Precipitado do alto das suas esperanças, vegetou quinze dias sem pensar, sem acção, sem ter consciência do tempo, nem das alternativas do sol e das trevas, que se sucediam regularmente na marcha imutável das horas.
Porém, um dia, despertou de súbito daquela assustadora prostração.
Ergueu-se, frio e resoluto, juntou os quatro retratos{143} de Rosa, que pintara na época da sua felicidade, e dispo-los nos cavaletes, em volta de si, nas condições de luz mais favoráveis; depois, fechou à chave a porta do atelier e desprendeu da parede uma pistola, que cuidadosamente carregou.
Feito isto, pousou a arma sobre a mesa, ao alcance da mão.
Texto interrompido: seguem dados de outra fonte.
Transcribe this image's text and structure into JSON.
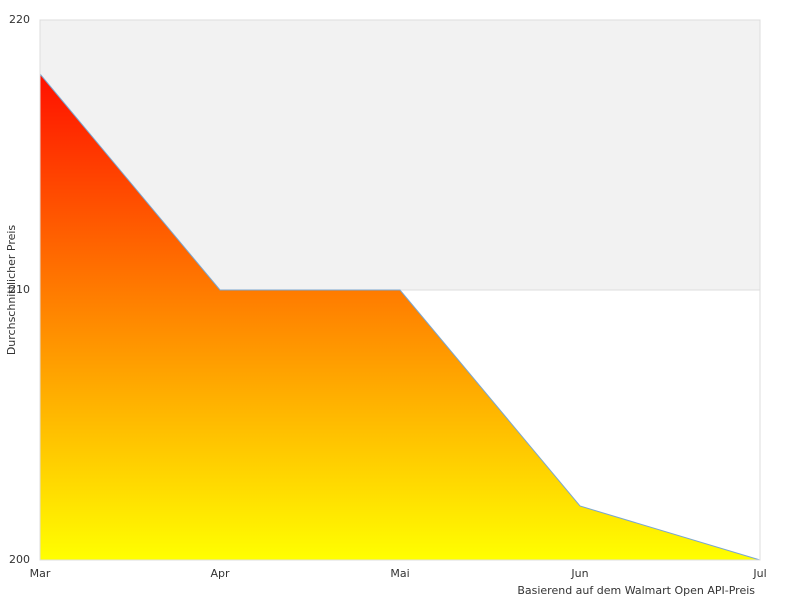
{
  "chart_data": {
    "type": "area",
    "categories": [
      "Mar",
      "Apr",
      "Mai",
      "Jun",
      "Jul"
    ],
    "values": [
      218,
      210,
      210,
      202,
      200
    ],
    "ylabel": "Durchschnittlicher Preis",
    "footnote": "Basierend auf dem Walmart Open API-Preis",
    "ylim": [
      200,
      220
    ],
    "yticks": [
      200,
      210,
      220
    ],
    "grid": true,
    "band_colors": [
      "#ffffff",
      "#f2f2f2"
    ],
    "gradient": [
      "#ff1000",
      "#ffff00"
    ],
    "line_color": "#7aa6d0"
  }
}
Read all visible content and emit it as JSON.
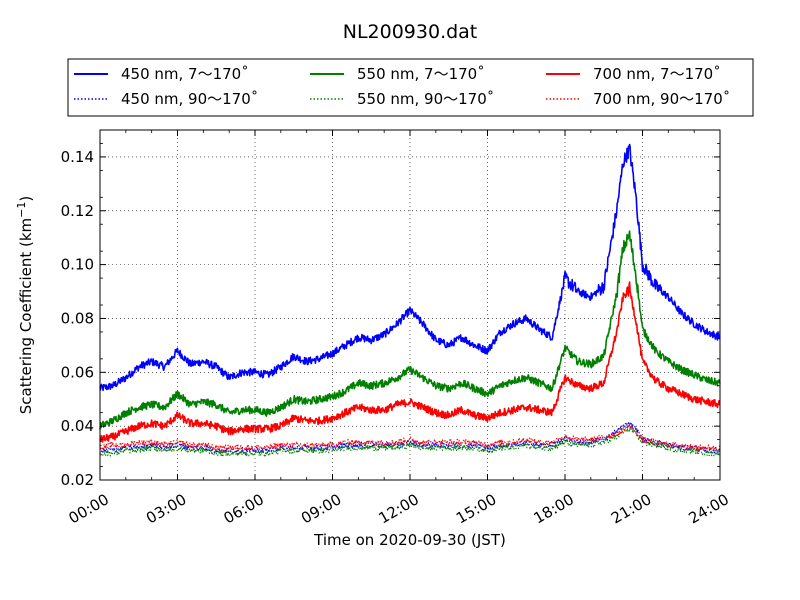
{
  "chart_data": {
    "type": "line",
    "title": "NL200930.dat",
    "xlabel": "Time on 2020-09-30 (JST)",
    "ylabel": "Scattering Coefficient (km",
    "ylabel_sup": "−1",
    "ylabel_end": ")",
    "xlim": [
      "00:00",
      "24:00"
    ],
    "ylim": [
      0.02,
      0.15
    ],
    "x_ticks": [
      "00:00",
      "03:00",
      "06:00",
      "09:00",
      "12:00",
      "15:00",
      "18:00",
      "21:00",
      "24:00"
    ],
    "y_ticks": [
      "0.02",
      "0.04",
      "0.06",
      "0.08",
      "0.10",
      "0.12",
      "0.14"
    ],
    "grid": true,
    "legend_placement": "top, above plot, 3 columns",
    "x_hours": [
      0,
      0.5,
      1,
      1.5,
      2,
      2.5,
      3,
      3.5,
      4,
      4.5,
      5,
      5.5,
      6,
      6.5,
      7,
      7.5,
      8,
      8.5,
      9,
      9.5,
      10,
      10.5,
      11,
      11.5,
      12,
      12.5,
      13,
      13.5,
      14,
      14.5,
      15,
      15.5,
      16,
      16.5,
      17,
      17.5,
      18,
      18.5,
      19,
      19.5,
      20,
      20.25,
      20.5,
      20.75,
      21,
      21.5,
      22,
      22.5,
      23,
      23.5,
      24
    ],
    "series": [
      {
        "name": "450 nm, 7～170˚",
        "color": "#0000ff",
        "style": "solid",
        "values": [
          0.054,
          0.055,
          0.058,
          0.062,
          0.064,
          0.062,
          0.068,
          0.063,
          0.064,
          0.062,
          0.058,
          0.06,
          0.06,
          0.059,
          0.062,
          0.066,
          0.064,
          0.065,
          0.067,
          0.07,
          0.073,
          0.072,
          0.074,
          0.078,
          0.083,
          0.078,
          0.072,
          0.07,
          0.073,
          0.07,
          0.068,
          0.075,
          0.078,
          0.08,
          0.076,
          0.073,
          0.095,
          0.09,
          0.088,
          0.092,
          0.12,
          0.138,
          0.143,
          0.125,
          0.1,
          0.092,
          0.088,
          0.082,
          0.078,
          0.075,
          0.073
        ]
      },
      {
        "name": "550 nm, 7～170˚",
        "color": "#008000",
        "style": "solid",
        "values": [
          0.04,
          0.042,
          0.045,
          0.047,
          0.048,
          0.047,
          0.052,
          0.048,
          0.049,
          0.048,
          0.045,
          0.046,
          0.046,
          0.045,
          0.047,
          0.05,
          0.049,
          0.05,
          0.051,
          0.053,
          0.056,
          0.055,
          0.056,
          0.058,
          0.061,
          0.058,
          0.055,
          0.054,
          0.056,
          0.054,
          0.052,
          0.055,
          0.057,
          0.058,
          0.056,
          0.054,
          0.069,
          0.064,
          0.063,
          0.066,
          0.089,
          0.106,
          0.111,
          0.096,
          0.076,
          0.068,
          0.064,
          0.061,
          0.059,
          0.057,
          0.056
        ]
      },
      {
        "name": "700 nm, 7～170˚",
        "color": "#ff0000",
        "style": "solid",
        "values": [
          0.035,
          0.036,
          0.038,
          0.04,
          0.041,
          0.04,
          0.044,
          0.041,
          0.041,
          0.04,
          0.038,
          0.039,
          0.039,
          0.039,
          0.04,
          0.043,
          0.042,
          0.042,
          0.043,
          0.045,
          0.047,
          0.046,
          0.046,
          0.048,
          0.049,
          0.047,
          0.045,
          0.044,
          0.046,
          0.044,
          0.043,
          0.045,
          0.046,
          0.047,
          0.046,
          0.045,
          0.058,
          0.055,
          0.054,
          0.056,
          0.075,
          0.088,
          0.091,
          0.079,
          0.064,
          0.057,
          0.054,
          0.052,
          0.05,
          0.049,
          0.048
        ]
      },
      {
        "name": "450 nm, 90～170˚",
        "color": "#0000ff",
        "style": "dotted",
        "values": [
          0.031,
          0.031,
          0.032,
          0.032,
          0.033,
          0.032,
          0.033,
          0.032,
          0.032,
          0.031,
          0.031,
          0.031,
          0.031,
          0.031,
          0.032,
          0.032,
          0.032,
          0.032,
          0.032,
          0.033,
          0.033,
          0.033,
          0.033,
          0.033,
          0.034,
          0.033,
          0.033,
          0.033,
          0.033,
          0.033,
          0.032,
          0.033,
          0.033,
          0.034,
          0.033,
          0.033,
          0.035,
          0.034,
          0.034,
          0.035,
          0.038,
          0.04,
          0.041,
          0.039,
          0.035,
          0.034,
          0.033,
          0.032,
          0.032,
          0.031,
          0.031
        ]
      },
      {
        "name": "550 nm, 90～170˚",
        "color": "#008000",
        "style": "dotted",
        "values": [
          0.03,
          0.03,
          0.031,
          0.031,
          0.032,
          0.031,
          0.032,
          0.031,
          0.031,
          0.03,
          0.03,
          0.03,
          0.03,
          0.03,
          0.031,
          0.031,
          0.031,
          0.031,
          0.031,
          0.032,
          0.032,
          0.032,
          0.032,
          0.032,
          0.033,
          0.032,
          0.032,
          0.032,
          0.032,
          0.032,
          0.031,
          0.032,
          0.032,
          0.033,
          0.032,
          0.032,
          0.034,
          0.033,
          0.033,
          0.034,
          0.036,
          0.038,
          0.039,
          0.037,
          0.034,
          0.033,
          0.032,
          0.031,
          0.031,
          0.03,
          0.03
        ]
      },
      {
        "name": "700 nm, 90～170˚",
        "color": "#ff0000",
        "style": "dotted",
        "values": [
          0.032,
          0.033,
          0.033,
          0.034,
          0.034,
          0.033,
          0.034,
          0.033,
          0.033,
          0.032,
          0.032,
          0.032,
          0.032,
          0.032,
          0.033,
          0.033,
          0.033,
          0.033,
          0.033,
          0.034,
          0.034,
          0.034,
          0.034,
          0.034,
          0.035,
          0.034,
          0.034,
          0.034,
          0.034,
          0.034,
          0.033,
          0.034,
          0.034,
          0.035,
          0.034,
          0.034,
          0.036,
          0.035,
          0.035,
          0.036,
          0.037,
          0.039,
          0.04,
          0.038,
          0.035,
          0.034,
          0.033,
          0.033,
          0.032,
          0.032,
          0.032
        ]
      }
    ]
  }
}
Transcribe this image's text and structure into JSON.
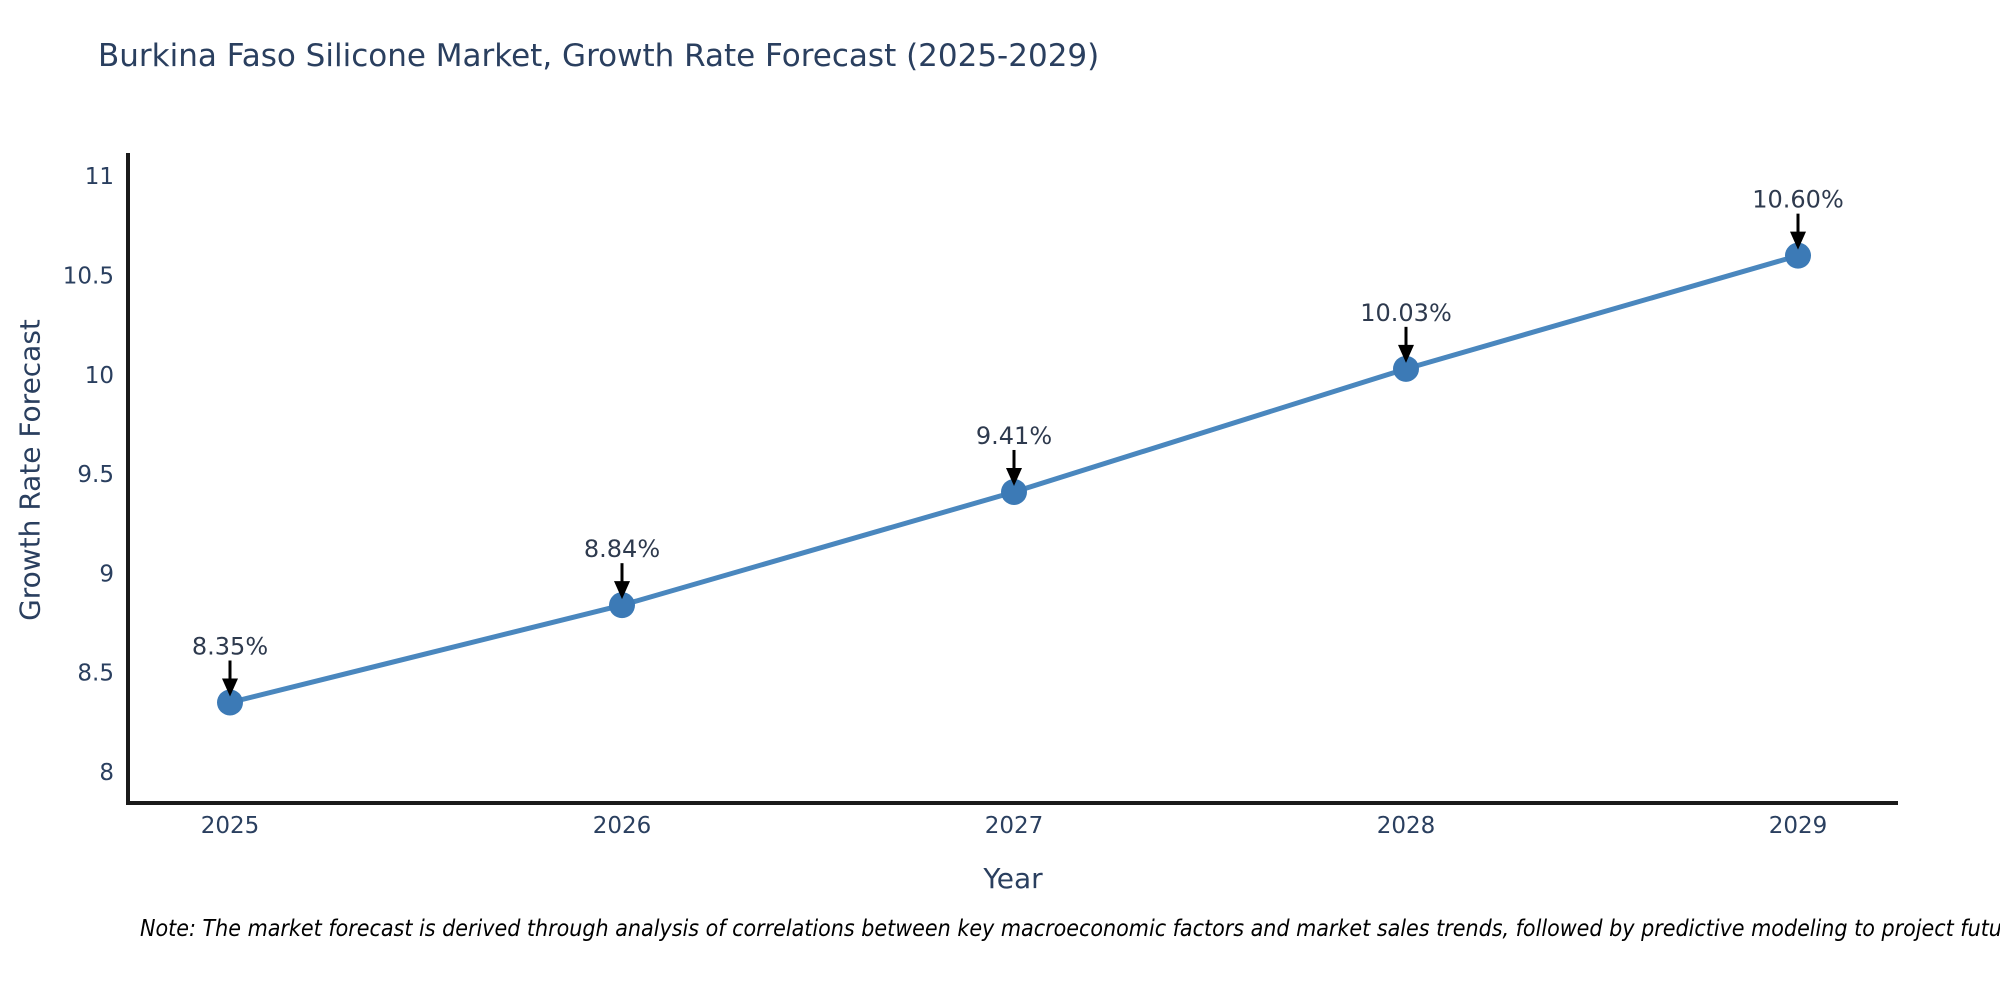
{
  "chart": {
    "title": "Burkina Faso Silicone Market, Growth Rate Forecast (2025-2029)",
    "xlabel": "Year",
    "ylabel": "Growth Rate Forecast"
  },
  "note": "Note: The market forecast is derived through analysis of correlations between key macroeconomic factors and market sales trends, followed by predictive modeling to project future sales",
  "colors": {
    "title_text": "#2a3f5f",
    "tick_text": "#2a3f5f",
    "annotation_text": "#2e3a4e",
    "axis_line": "#1a1a1a",
    "series_line": "#4a87be",
    "marker_fill": "#3c7ab6",
    "arrow": "#000000",
    "background": "#ffffff"
  },
  "chart_data": {
    "type": "line",
    "title": "Burkina Faso Silicone Market, Growth Rate Forecast (2025-2029)",
    "xlabel": "Year",
    "ylabel": "Growth Rate Forecast",
    "categories": [
      "2025",
      "2026",
      "2027",
      "2028",
      "2029"
    ],
    "series": [
      {
        "name": "Growth Rate Forecast",
        "values": [
          8.35,
          8.84,
          9.41,
          10.03,
          10.6
        ]
      }
    ],
    "point_labels": [
      "8.35%",
      "8.84%",
      "9.41%",
      "10.03%",
      "10.60%"
    ],
    "yticks": [
      8,
      8.5,
      9,
      9.5,
      10,
      10.5,
      11
    ],
    "ytick_labels": [
      "8",
      "8.5",
      "9",
      "9.5",
      "10",
      "10.5",
      "11"
    ],
    "ylim": [
      7.84,
      11.11
    ],
    "grid": false,
    "legend": false,
    "marker": "circle",
    "annotations_have_arrows": true
  }
}
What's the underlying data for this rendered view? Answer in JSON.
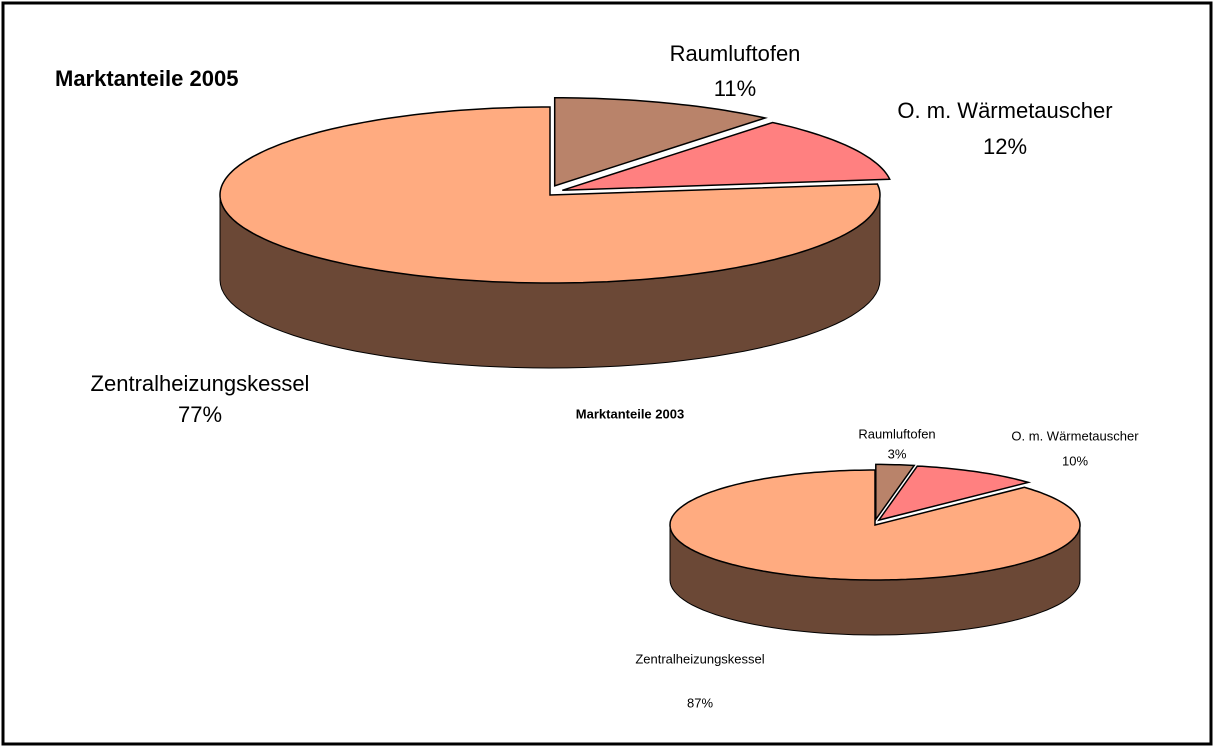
{
  "chart_data": [
    {
      "type": "pie",
      "title": "Marktanteile 2005",
      "categories": [
        "Raumluftofen",
        "O. m. Wärmetauscher",
        "Zentralheizungskessel"
      ],
      "values": [
        11,
        12,
        77
      ],
      "value_labels": [
        "11%",
        "12%",
        "77%"
      ],
      "colors": [
        "#b9836a",
        "#ff8080",
        "#ffab80"
      ]
    },
    {
      "type": "pie",
      "title": "Marktanteile 2003",
      "categories": [
        "Raumluftofen",
        "O. m. Wärmetauscher",
        "Zentralheizungskessel"
      ],
      "values": [
        3,
        10,
        87
      ],
      "value_labels": [
        "3%",
        "10%",
        "87%"
      ],
      "colors": [
        "#b9836a",
        "#ff8080",
        "#ffab80"
      ]
    }
  ]
}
Davam onze horas num relógio próximo.
—Á última pancada do meio dia, disse André falando consigo, farei saltar os miolos.
Era uma espécie de prazo, que concedia à Providência. E com efeito, não podia Rosa regressar, nesses sessenta minutos?... O acaso tem tantos recursos!...
Encostou-se sobre os cotovelos, pensativo e com a vista fixa nos quatro retratos... Acariciando com o olhar aqueles rostos, risonhos e suaves, aquelas pupilas límpidas, aquelas frontes resplendentes de inocência, André recomendava-se às recordações da sua amada, e os seus lábios murmuravam palavras ininteligíveis.
Deu meio dia.
André pegou na pistola.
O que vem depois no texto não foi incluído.